Adjacent side supporting member 124, a second flange bearing 400 is connected to an outer surface of side supporting member 124. Tertiary output shaft 312 is additionally supported for rotation by flange bearing 400. A female taper lock fitting 410 is connected to male taper lock fitting (not shown) using one or more fasteners in a manner similar to fittings 310 and 314. Female taper lock fitting 410 likewise includes a semicircular flange portion 420 that includes bores 422. Eccentric weights 426 are connected to semicircular flange portion 420 using fasteners 424.
In use, an operator simply turns a key (not shown) located on an outer surface of engine compartment 18. As drive 250 begins rotating, centrifugal clutch 258 begins to engage and rotate endless belt 270 and sheave 264. Sheave 264, in turn, rotates output shaft 278, first U-joint 284, sliding spline shaft 291, and second U-joint 294.
As eccentric weights 336 and 426 rotate with shaft 312, a rotational imbalance occurs in first and second planes transverse to the axis of rotation of shaft 312. The imbalance is roughly proportional to the weight of eccentric weights and the rotational speed of output shaft 312. Due to the rotational imbalance, screen box 22 begins to gyrate on springs 180 in a plane transverse to the axis of rotation of output shaft 312. U-joints 284 and 294 permit transmission of torque from the transversely static axis of rotation of output shaft 278 to the transversely dynamic axis of rotation of output (eccentric) shaft 312. Movement of output shaft 312 in a plane transverse to the output shaft axis during vibration is absorbed by U-joints 284 and 294. Axial movement of output shaft 312, in turn, is absorbed by sliding spline shaft 291.
As screen box 22 vibrates, undersize material (smaller than the openings in upper screen 220) falls through upper screen onto lower screen 200. Oversize material vibrates towards the front of frame 14 and falls off the front edge of upper screen 220. Material falling onto lower screen 200 is screened in a similar manner.
As can be appreciated, portable material screening plant 10 can easily be equipped with various size meshes for screen decks 110 and 114 for different materials to be screened.

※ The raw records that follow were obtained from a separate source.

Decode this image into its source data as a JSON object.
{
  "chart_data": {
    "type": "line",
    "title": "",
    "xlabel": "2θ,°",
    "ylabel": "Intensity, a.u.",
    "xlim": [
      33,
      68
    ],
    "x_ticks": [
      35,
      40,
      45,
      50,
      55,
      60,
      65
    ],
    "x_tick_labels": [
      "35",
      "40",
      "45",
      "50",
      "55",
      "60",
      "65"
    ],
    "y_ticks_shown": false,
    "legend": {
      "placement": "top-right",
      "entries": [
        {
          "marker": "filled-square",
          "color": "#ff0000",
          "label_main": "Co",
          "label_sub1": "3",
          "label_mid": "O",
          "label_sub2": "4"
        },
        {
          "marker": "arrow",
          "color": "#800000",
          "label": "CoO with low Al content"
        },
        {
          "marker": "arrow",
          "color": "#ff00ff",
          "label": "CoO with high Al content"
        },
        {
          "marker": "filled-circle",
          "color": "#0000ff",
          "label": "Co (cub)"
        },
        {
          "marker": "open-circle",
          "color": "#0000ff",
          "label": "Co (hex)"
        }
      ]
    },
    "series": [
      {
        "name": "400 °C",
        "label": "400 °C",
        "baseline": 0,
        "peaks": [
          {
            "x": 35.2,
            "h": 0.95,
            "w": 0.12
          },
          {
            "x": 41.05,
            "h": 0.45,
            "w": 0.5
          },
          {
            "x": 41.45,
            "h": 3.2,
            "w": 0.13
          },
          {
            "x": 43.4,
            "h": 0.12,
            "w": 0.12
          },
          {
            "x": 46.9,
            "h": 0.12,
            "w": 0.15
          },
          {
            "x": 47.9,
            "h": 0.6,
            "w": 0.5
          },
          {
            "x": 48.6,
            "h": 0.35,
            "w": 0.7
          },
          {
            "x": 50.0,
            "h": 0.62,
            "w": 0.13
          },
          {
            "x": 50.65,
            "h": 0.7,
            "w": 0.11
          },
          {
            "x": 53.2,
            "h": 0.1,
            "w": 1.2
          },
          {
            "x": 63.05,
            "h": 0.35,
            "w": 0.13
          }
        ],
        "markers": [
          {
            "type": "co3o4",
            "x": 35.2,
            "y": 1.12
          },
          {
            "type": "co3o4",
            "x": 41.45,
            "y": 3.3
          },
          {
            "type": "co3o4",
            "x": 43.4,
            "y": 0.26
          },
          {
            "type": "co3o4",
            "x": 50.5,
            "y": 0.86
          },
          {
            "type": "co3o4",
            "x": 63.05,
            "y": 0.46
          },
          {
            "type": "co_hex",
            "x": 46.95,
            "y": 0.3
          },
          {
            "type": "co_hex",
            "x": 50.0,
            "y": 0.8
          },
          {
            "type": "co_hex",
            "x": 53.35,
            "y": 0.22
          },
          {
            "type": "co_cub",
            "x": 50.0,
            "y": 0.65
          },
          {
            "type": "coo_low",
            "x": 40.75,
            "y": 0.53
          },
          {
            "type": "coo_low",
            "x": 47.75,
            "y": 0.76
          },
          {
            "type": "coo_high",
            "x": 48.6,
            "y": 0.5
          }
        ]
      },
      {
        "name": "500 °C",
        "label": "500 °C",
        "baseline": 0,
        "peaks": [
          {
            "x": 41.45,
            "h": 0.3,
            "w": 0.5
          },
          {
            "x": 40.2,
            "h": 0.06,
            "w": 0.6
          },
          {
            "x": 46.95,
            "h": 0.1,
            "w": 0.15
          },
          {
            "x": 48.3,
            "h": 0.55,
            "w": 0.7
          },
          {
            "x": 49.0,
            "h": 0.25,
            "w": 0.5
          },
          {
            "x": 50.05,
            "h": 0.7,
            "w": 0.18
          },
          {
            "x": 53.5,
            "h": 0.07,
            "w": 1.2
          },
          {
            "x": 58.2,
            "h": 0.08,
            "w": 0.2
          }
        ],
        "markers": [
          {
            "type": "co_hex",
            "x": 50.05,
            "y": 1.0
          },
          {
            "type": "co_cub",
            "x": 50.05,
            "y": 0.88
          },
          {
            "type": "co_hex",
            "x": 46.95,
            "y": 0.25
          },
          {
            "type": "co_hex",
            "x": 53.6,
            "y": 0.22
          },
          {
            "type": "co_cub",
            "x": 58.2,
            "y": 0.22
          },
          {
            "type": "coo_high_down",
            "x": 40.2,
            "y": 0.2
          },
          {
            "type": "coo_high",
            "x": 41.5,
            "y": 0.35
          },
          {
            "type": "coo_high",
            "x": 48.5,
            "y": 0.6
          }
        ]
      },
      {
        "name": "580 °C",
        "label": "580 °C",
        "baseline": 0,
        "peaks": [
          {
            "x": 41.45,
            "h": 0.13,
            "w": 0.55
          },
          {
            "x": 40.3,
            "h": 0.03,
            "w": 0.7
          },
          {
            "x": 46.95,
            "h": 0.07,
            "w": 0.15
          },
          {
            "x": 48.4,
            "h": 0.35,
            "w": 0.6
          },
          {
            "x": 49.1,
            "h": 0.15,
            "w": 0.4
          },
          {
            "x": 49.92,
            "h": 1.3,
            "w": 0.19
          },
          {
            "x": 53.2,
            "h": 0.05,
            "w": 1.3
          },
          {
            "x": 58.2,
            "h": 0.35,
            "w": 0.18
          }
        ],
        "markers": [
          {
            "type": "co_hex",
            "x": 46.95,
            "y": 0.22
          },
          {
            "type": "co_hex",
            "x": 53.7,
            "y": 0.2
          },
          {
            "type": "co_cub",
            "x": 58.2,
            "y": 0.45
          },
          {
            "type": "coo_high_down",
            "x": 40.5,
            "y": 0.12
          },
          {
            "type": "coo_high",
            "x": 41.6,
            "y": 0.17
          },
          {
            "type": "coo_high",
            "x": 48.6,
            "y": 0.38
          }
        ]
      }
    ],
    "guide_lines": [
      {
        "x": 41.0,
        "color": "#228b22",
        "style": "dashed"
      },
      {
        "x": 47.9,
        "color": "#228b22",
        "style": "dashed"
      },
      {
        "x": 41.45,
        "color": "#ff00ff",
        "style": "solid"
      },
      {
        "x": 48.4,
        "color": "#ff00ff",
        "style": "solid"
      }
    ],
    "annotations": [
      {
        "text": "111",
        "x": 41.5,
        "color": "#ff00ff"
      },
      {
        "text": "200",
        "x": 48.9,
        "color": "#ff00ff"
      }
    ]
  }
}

The non-hydraulic drive system is both inexpensive, more environmentally friendly, more durable and more efficient than conventional hydraulic drive systems. In addition, maintenance of the drive system is far more simple and inexpensive when compared to hydraulic drive systems. The start-up procedure is more simple and safe than hydraulic systems because the engine compartment need not be opened during startup.
While the foregoing preferred embodiments of the invention have been described and shown, it is understood that alternatives and modifications, such as those suggested and others, may be made thereto and fall within the scope of the invention.